Pleomorphic adenomas are, by rule, benign. One in a million can be cancerous, so they have to be removed surgically. I have seen pictures in books, but never run across a malignant one. I'm a young pathologist, but I'd be willing to wager that none of my 13 partners have ever seen a malignant one, either. I'm guessing at these stats, but malignancy, in a PA, is a true anomaly. As pathologists, we don't discuss diagnosis or treatment with our patients, when performing FNA's. But on the precipice of her vacation, and with her mother's history in my head, I felt moved to console her.
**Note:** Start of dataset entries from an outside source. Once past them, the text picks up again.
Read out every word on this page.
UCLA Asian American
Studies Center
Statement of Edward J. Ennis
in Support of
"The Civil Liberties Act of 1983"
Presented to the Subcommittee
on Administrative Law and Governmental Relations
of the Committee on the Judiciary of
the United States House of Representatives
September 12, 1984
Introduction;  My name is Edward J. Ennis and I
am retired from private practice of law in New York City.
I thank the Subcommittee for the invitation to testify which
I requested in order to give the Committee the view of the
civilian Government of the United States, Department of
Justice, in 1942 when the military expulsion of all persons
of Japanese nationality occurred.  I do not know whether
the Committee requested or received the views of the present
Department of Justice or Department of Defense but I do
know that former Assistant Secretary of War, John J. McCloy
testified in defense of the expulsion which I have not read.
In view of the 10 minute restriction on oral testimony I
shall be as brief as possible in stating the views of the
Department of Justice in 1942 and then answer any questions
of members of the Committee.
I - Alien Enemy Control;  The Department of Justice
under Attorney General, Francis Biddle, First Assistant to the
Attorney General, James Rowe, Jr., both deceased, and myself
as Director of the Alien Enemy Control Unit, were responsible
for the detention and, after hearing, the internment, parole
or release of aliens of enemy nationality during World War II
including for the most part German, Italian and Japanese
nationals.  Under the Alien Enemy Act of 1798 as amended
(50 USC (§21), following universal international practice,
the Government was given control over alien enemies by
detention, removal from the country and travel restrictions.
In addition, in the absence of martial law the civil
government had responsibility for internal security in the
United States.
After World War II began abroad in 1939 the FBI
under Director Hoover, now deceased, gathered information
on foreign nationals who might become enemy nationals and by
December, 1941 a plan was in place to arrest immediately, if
"Yes, they have to be removed. But the vast majority are benign. When I saw the slides, I was thinking of your anxiety about your mother's two cancer diagnoses, and was attempting to reassure you on that point. I apologize for any miscommunication. I realize that having surgery is a big deal, and I am sorry to have misled you. I will be happy to have the slides pulled, and will review them today, since you are worried. If there is any change in diagnosis, I will notify your clinician immediately."
Lesson learned. I won't be so quick to pacify a patient, in the future. My idea of "no big deal," isn't every one's. I'm not the one going under the knife - this week, anyway.